On my way back to the hotel I pass the inn where Caralys and I went dancing the night before the end of everything. The scents that waft through the open door are enough to make me swoon. I almost pass by, determined to find Caralys before worrying about my base animal needs, but then I hear deep braying laughter from inside, laughter I recognize as Jerry Martel’s. I should go inside. He has been in Enysbourg for years and may know the best ways to find loved ones after the end of everything. The hunger is a consideration, too. Stopping to eat now, before finding Caralys, might seem like a selfish act, but I won’t do either one of us any good unless I do something to keep up my strength. Guilt wars with the needs of an empty stomach. My mouth waters. Caralys will understand. I go inside.
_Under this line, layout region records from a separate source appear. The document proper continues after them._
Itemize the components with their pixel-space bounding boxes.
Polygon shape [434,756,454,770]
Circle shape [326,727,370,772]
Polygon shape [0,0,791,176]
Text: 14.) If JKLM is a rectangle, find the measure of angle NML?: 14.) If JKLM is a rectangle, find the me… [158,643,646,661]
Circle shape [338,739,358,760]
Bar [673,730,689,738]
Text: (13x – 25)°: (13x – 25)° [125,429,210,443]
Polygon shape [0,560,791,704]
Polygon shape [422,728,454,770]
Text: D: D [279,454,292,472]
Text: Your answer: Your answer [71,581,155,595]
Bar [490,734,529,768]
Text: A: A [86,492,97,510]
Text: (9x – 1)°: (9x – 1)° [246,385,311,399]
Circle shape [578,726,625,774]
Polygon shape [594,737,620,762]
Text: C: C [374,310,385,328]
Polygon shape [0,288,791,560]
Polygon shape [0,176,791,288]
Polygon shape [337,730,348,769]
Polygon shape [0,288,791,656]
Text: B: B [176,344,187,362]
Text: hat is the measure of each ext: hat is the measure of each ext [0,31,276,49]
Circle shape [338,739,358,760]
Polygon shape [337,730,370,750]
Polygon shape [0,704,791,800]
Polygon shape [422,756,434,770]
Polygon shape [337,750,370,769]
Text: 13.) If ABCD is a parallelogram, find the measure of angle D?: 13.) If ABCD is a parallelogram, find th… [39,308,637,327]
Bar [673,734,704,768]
The place is dim and nearly empty. The old man with the enormous moustache is on stage, playing something inconsequential. Jerry, who seems to be the only patron, is in a corner table waiting for me. He waves me over, asks me if I’m all right, urges me to sit down, and waits for me to tell him how it was.

My words halting, I tell him it doesn’t feel real anymore.

He claps me on the back. He says he’s proud of me. He says he wasn’t sure about me in the beginning. He says he had me figured for the kind of person who wouldn’t be able to handle it, but look at me now, refreshed, invigorated, ready to handle everything. He says I remind him of himself. He beams and expects me to take that as a compliment. I give him a weak nod. He punches me in the shoulder and says that it’s going to be fun having me around from now on: a new person, he says, to guide around the best of Enysbourg, who doesn’t yet know all the sights, the sounds, the tastes, the joys and adventures. There are parts of Enysbourg, both in and outside the capital, that even most of those who live here don’t know. He says it’s enough to fill lifetimes. He says that the other stuff, the nasty stuff, the stuff we endure as the price of admission, is just a reason to cherish everything else. He says that the whole country is a treasure trove of experience for people willing to take the leap, and he says I look like one of those people.

And of course, he says, punching my arm again, there’s Caralys: sweet, wanton Caralys, whom he has already seen taking her morning swim by the sea. Caralys, who will be so happy to see me again. He says I should remember what Caralys is like when she’s delighted. He says that now that I know I can handle it I would have to be a fool to let her go. He chuckles, then says, tell you what, stay right here, I’ll go find her, I’m sure the two of you have a lot to talk about. And then he disappears, all before I have said anything at all.